According to Christian exegesis, animals convey eschatological realities, as in this well-known passage from Isaiah:

“The wolf also shall dwell with the lamb and the leopard lie down with the kid; and the calf and the young lion and the fatling; and a little child shall lead them. And the cow the bear shall feed; their young ones shall lie down together: and the lion shall eat straw like the ox. And the sucking child shall play on the hole of the asp, and the weaned child shall put his hand on the cockatrice’ den” (Isaiah 11:6-8, KJV).

(Luther once laconically noted that if you preempt God’s eschatological design and force the wolf and lamb to cohabit prematurely, the lamb will have to be replaced often.)

In the history of the church, communication is rich in references to animals–both biblical and extra-biblical ones. An important symbol for Italian popes, for example, has been the wild boar (cinghiale) of central Italy. I was reminded of this recently after reading an article in the New York Times about “[the] brutal and destructive insurgency” that these voracious creatures have recently brought to the vineyards of Chianti. It only takes a few minutes for a herd to destroy utterly a grape harvest.

This knowledge helps one understand the distress felt by Pope Leo X, who, in his condemnation of Martin Luther in 1520, likened the Wittenberg reformer to a wild boar. “Arise, O Lord,” Leo thundered in Exsurge Domine,

“. . . [for] you committed the care, rule, and administration of the vineyard, an image of the triumphant church, to Peter, as the head and your vicar and his successors. The wild boar [Luther] from the forest [now] seeks to destroy it and every wild beast feeds upon it.”

Centuries later when Pope Gregory XVI in Mirari vos (1832) condemned the French scholar Félicité Lamennais, who championed religious liberty (then understood as the error of “indifferentism”), the Pope alighted on the wild boar as a suitable metaphor:

“We take refuge in . . . faith and call upon your concern for the salvation of the Catholic flock. Your singular prudence and diligent spirit give Us courage and console Us, afflicted as We are with so many trials. We must raise Our voice and attempt all things lest a wild boar [Lamennais] . . . destroy the vineyard.”

At the Second Vatican Council (1962-65), the Catholic Church made a volte-face concerning religious liberty, warmly embracing it in the Council’s Declaration on Religious Liberty. Presumably, then, Lamennais is no longer regarded as a wild boar.

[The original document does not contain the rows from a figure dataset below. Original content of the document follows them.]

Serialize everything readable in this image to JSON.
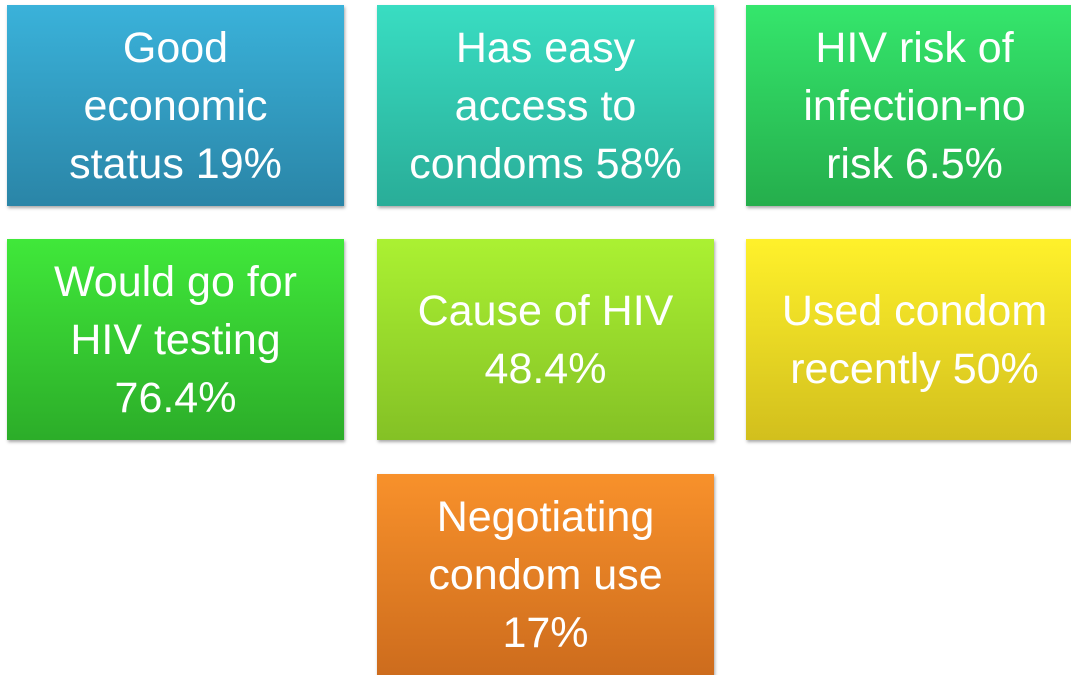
{
  "nodes": [
    {
      "lines": [
        "Good",
        "economic",
        "status 19%"
      ]
    },
    {
      "lines": [
        "Has easy",
        "access to",
        "condoms 58%"
      ]
    },
    {
      "lines": [
        "HIV risk of",
        "infection-no",
        "risk 6.5%"
      ]
    },
    {
      "lines": [
        "Would go for",
        "HIV testing",
        "76.4%"
      ]
    },
    {
      "lines": [
        "Cause of HIV",
        "48.4%"
      ]
    },
    {
      "lines": [
        "Used condom",
        "recently 50%"
      ]
    },
    {
      "lines": [
        "Negotiating",
        "condom use",
        "17%"
      ]
    }
  ]
}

But Exsurge Domine remains on the books and despite decades of ecumenical rapprochement, Luther at some level remains a wild boar in the eyes of Rome. Many theological differences between Catholics and Protestants will endure after the 500th anniversary of the Reformation in 2017, but perhaps the time has come for the Catholic Church to apologize for this past name-calling. A still better gift would be for Lutherans and Catholics to sit down together and enjoy wild boar pasta, a delicacy in central Italy. There should be wine too, of course—from unmolested vineyards.